Personal information
- Date of birth: 8 October 1976 (age 49)
- Place of birth: Villach, Austria
- Height: 1.83 m (6 ft 0 in)
- Position: Striker

Youth career
- SV Landskron

Senior career*
- Years: Team / Apps / (Gls)
- 1998–1999: FC Wacker Innsbruck / 6 / (1)
- 1999–2001: FC Kärnten / 64 / (41)
- 2001: FC Twente / 8 / (0)
- 2002–2007: Grazer AK / 140 / (63)
- 2007–2008: SK Austria Kärnten / 26 / (5)
- 2008–2011: Grazer AK / 80 / (51)
- 2012–2013: SVG Bleiburg / 19 / (5)
- 2013: Schulz Academy / 0 / (0)
- Total:  / 343 / (166)

International career
- 2003–2005: Austria / 11 / (4)

= Roland Kollmann =

Austrian footballer

Roland Kollmann (born 8 October 1976) is an Austrian former professional footballer who played as a striker. He played for Grazer AK until January 2012 when he moved to Carinthia (his "home province") and played for "SVG Bleiburg" (4th division) until November. He also was Bleiburg's team manager.

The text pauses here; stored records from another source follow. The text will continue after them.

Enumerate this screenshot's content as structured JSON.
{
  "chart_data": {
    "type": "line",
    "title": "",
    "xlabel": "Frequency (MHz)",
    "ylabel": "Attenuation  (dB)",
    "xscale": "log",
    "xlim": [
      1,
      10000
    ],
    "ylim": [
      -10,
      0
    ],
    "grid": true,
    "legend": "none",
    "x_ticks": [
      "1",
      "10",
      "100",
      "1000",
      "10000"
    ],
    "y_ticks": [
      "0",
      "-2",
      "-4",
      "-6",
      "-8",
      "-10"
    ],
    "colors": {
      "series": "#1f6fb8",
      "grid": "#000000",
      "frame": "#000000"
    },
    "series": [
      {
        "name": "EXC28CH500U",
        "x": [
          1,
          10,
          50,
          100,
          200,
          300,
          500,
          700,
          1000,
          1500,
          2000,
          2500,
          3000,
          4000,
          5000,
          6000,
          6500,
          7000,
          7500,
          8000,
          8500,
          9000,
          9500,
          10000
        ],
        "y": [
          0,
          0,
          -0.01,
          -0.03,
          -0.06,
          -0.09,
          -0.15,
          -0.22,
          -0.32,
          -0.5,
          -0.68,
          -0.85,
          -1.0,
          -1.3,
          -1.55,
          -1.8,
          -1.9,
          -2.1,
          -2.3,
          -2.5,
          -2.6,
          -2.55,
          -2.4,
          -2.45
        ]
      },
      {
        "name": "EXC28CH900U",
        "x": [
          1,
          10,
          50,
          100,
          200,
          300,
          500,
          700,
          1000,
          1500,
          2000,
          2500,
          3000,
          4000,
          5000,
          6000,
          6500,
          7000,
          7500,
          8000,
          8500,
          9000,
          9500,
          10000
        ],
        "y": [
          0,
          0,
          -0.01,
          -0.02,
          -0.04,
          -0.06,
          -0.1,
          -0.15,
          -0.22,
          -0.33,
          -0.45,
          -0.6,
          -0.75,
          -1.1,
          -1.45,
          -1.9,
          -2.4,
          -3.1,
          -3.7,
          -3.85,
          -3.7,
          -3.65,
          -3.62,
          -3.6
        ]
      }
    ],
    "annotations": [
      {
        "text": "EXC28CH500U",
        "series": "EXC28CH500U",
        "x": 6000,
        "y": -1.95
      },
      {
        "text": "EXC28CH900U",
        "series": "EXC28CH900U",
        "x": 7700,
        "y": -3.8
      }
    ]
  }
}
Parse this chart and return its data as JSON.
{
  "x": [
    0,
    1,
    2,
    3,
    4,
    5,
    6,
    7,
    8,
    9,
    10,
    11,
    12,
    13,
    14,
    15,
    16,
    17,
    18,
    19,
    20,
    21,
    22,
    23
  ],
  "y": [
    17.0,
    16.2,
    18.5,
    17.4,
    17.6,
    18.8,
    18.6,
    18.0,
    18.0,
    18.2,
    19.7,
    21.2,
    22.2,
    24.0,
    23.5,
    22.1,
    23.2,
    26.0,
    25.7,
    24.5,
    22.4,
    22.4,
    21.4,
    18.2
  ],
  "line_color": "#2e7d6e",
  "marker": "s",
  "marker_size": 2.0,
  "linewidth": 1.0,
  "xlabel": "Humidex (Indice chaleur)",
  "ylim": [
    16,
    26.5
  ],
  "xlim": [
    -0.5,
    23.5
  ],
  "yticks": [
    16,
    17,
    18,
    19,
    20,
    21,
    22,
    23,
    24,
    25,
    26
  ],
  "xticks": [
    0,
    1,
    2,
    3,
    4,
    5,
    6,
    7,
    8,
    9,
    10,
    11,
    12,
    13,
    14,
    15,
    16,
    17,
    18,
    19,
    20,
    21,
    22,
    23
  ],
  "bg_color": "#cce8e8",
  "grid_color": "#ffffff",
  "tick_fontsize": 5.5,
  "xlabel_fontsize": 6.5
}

In 2013 he moved to Florida in the US and since 2013 is the Director of coaching at Schulz Academy in Boca Raton, Florida.

==Career statistics==

Appearances and goals by national team and year
| National team | Year | Apps | Goals |
| Austria | 2003 | 2 | 0 |
| 2004 | 8 | 4 |
| 2005 | 1 | 0 |
| Total |  | 11 | 4 |

==Honours==
Grazer AK
- Austrian Bundesliga: 2003–04
- Austrian Cup: 2001–02, 2003–04
- Austrian Supercup: 2002
- Austrian Regionalliga Central: 2011–12

FC Kärnten
- Austrian First League: 2000–01
- Austrian Cup: 2000–01

Individual
- Austrian Bundesliga top scorer: 2003–04 – 27 goals.